Wednesday, 6 April 2016
I mean no disrespect, of course, but I wonder about the sincerity of those pure-bred Brits who build shrines to Hindu deities, sport a bindi and favour a flowing robe. Isn't it just a bit - you know - pretentious?
Thursday, 18 February 2016
Are you a planner or a spontaneous person? Do you like to know what's coming or enjoy the thrill of the unknown?
Anyone who is even a passing acquaintance will know that I'm a bit of a control freak: OK, I'm bossy. I can't help it - and if you think I'm bad now you should have seen me before yoga worked its magic. I do try to live in the moment, honestly I do, but sometimes I really need to have all the details to hand before I can decide what to do next.
When it comes to lesson planning, I'm still following the template that I developed when I did my training. I'm no longer writing a word-by-word script, but I always have not just the topic but also the basics of the sequence written down before my lessons.
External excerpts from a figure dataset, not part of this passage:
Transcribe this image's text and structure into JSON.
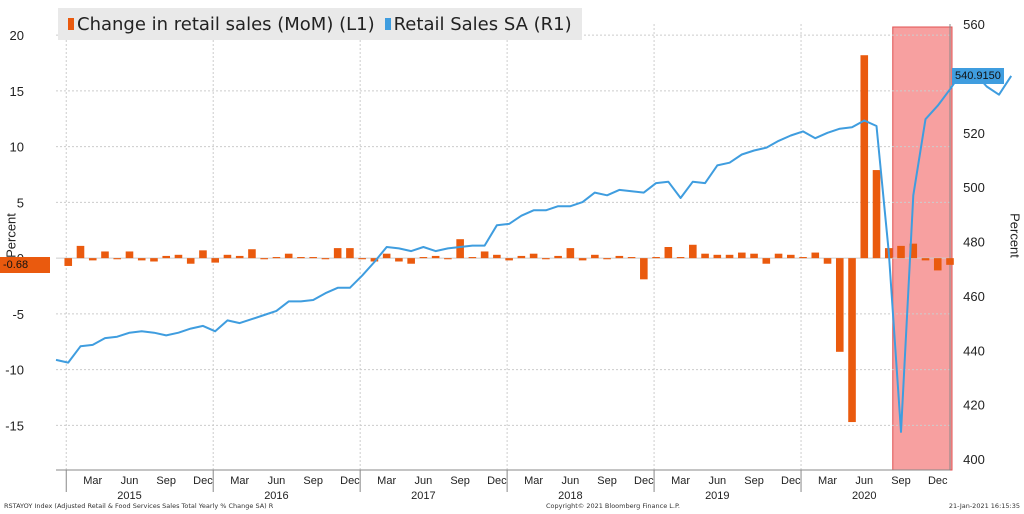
{
  "colors": {
    "bars": "#ea5a0e",
    "line": "#3f9ddf",
    "shade": "#f7a0a0",
    "shade_border": "#e05050",
    "grid": "#cccccc"
  },
  "chart_data": {
    "type": "bar+line",
    "legend_placement": "top-left",
    "grid": true,
    "left_axis": {
      "label": "Percent",
      "ticks": [
        20,
        15,
        10,
        5,
        0,
        -5,
        -10,
        -15
      ],
      "range": [
        -19,
        21
      ]
    },
    "right_axis": {
      "label": "Percent",
      "ticks": [
        560,
        540,
        520,
        500,
        480,
        460,
        440,
        420,
        400
      ],
      "range": [
        396,
        560
      ]
    },
    "x_axis": {
      "start": "2014-12",
      "end": "2021-01",
      "month_labels": [
        {
          "date": "2015-03",
          "label": "Mar"
        },
        {
          "date": "2015-06",
          "label": "Jun"
        },
        {
          "date": "2015-09",
          "label": "Sep"
        },
        {
          "date": "2015-12",
          "label": "Dec"
        },
        {
          "date": "2016-03",
          "label": "Mar"
        },
        {
          "date": "2016-06",
          "label": "Jun"
        },
        {
          "date": "2016-09",
          "label": "Sep"
        },
        {
          "date": "2016-12",
          "label": "Dec"
        },
        {
          "date": "2017-03",
          "label": "Mar"
        },
        {
          "date": "2017-06",
          "label": "Jun"
        },
        {
          "date": "2017-09",
          "label": "Sep"
        },
        {
          "date": "2017-12",
          "label": "Dec"
        },
        {
          "date": "2018-03",
          "label": "Mar"
        },
        {
          "date": "2018-06",
          "label": "Jun"
        },
        {
          "date": "2018-09",
          "label": "Sep"
        },
        {
          "date": "2018-12",
          "label": "Dec"
        },
        {
          "date": "2019-03",
          "label": "Mar"
        },
        {
          "date": "2019-06",
          "label": "Jun"
        },
        {
          "date": "2019-09",
          "label": "Sep"
        },
        {
          "date": "2019-12",
          "label": "Dec"
        },
        {
          "date": "2020-03",
          "label": "Mar"
        },
        {
          "date": "2020-06",
          "label": "Jun"
        },
        {
          "date": "2020-09",
          "label": "Sep"
        },
        {
          "date": "2020-12",
          "label": "Dec"
        }
      ],
      "year_labels": [
        {
          "date": "2015-06",
          "label": "2015"
        },
        {
          "date": "2016-06",
          "label": "2016"
        },
        {
          "date": "2017-06",
          "label": "2017"
        },
        {
          "date": "2018-06",
          "label": "2018"
        },
        {
          "date": "2019-06",
          "label": "2019"
        },
        {
          "date": "2020-06",
          "label": "2020"
        }
      ]
    },
    "highlight": {
      "start": "2020-08",
      "end": "2021-01"
    },
    "series": [
      {
        "name": "Change in retail sales (MoM) (L1)",
        "type": "bar",
        "axis": "left",
        "start": "2015-01",
        "values": [
          -0.7,
          1.1,
          -0.2,
          0.6,
          -0.1,
          0.6,
          -0.2,
          -0.3,
          0.2,
          0.3,
          -0.5,
          0.7,
          -0.4,
          0.3,
          0.2,
          0.8,
          -0.1,
          0.1,
          0.4,
          0.1,
          0.1,
          -0.1,
          0.9,
          0.9,
          -0.1,
          -0.3,
          0.4,
          -0.3,
          -0.5,
          0.1,
          0.2,
          -0.1,
          1.7,
          0.1,
          0.6,
          0.3,
          -0.2,
          0.2,
          0.4,
          -0.1,
          0.2,
          0.9,
          -0.2,
          0.3,
          -0.1,
          0.2,
          0.1,
          -1.9,
          0.1,
          1.0,
          0.1,
          1.2,
          0.4,
          0.3,
          0.3,
          0.5,
          0.4,
          -0.5,
          0.4,
          0.3,
          0.1,
          0.5,
          -0.5,
          -8.4,
          -14.7,
          18.2,
          7.9,
          0.9,
          1.1,
          1.3,
          -0.2,
          -1.1,
          -0.6
        ]
      },
      {
        "name": "Retail Sales SA (R1)",
        "type": "line",
        "axis": "right",
        "start": "2014-12",
        "values": [
          436.5,
          435.5,
          441.5,
          442,
          444.5,
          445,
          446.5,
          447,
          446.5,
          445.5,
          446.5,
          448,
          449,
          447,
          451,
          450,
          451.5,
          453,
          454.5,
          458,
          458,
          458.5,
          461,
          463,
          463,
          467.5,
          472.5,
          478,
          477.5,
          476.5,
          478,
          476.5,
          477.5,
          478,
          478.5,
          478.5,
          486,
          486.5,
          489.5,
          491.5,
          491.5,
          493,
          493,
          494.5,
          498,
          497,
          499,
          498.5,
          498,
          501.5,
          502,
          496,
          502,
          501.5,
          508,
          509,
          512,
          513.5,
          514.5,
          517,
          519,
          520.5,
          518,
          520,
          521.5,
          522,
          524.5,
          522.5,
          476,
          410,
          497,
          525,
          530,
          536,
          542.5,
          542,
          537,
          534,
          540.915
        ]
      }
    ],
    "last_value_badges": {
      "left": "-0.68",
      "right": "540.9150"
    }
  },
  "footer": {
    "source": "RSTAYOY Index (Adjusted Retail & Food Services Sales Total Yearly % Change SA) R",
    "copyright": "Copyright© 2021 Bloomberg Finance L.P.",
    "timestamp": "21-Jan-2021 16:15:35"
  }
}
I'll admit that sometimes I run out of time and have to resort to something handwritten, but even then it's pretty solid. That's not to say I don't vary the session in response to the mood and requirements of my students, but I'm always in control of where we're going.
I have been following a Face Book conversation about the joys of teaching without the safety net of a lesson plan. There are apparently some people who turn up with a theme in mind and then wing it. Rather them than me!
Monday, 1 February 2016
35: And do thy duty, even if it be humble, rather than another's, even if it be great. To die in one's duty is life: to live in another's is death.
Many's the time I turn in for bed with the thought that I've had a day of many hats: I've been yoga teacher, copy writer, music student, friend, wife, mother, head cook and bottle washer. This variety is what I love most about my life. I'm lucky enough to earn a living doing what I enjoy and I have a lot of freedom about how I do it. Does that mean I'm leading an authentic life? I'm not sure: I still have moments when I catch myself thinking 'I don't want to be doing this'; but if we're going to be involved in society, surely sometimes we just have to grit our teeth and get on with stuff for the sake of the greater good.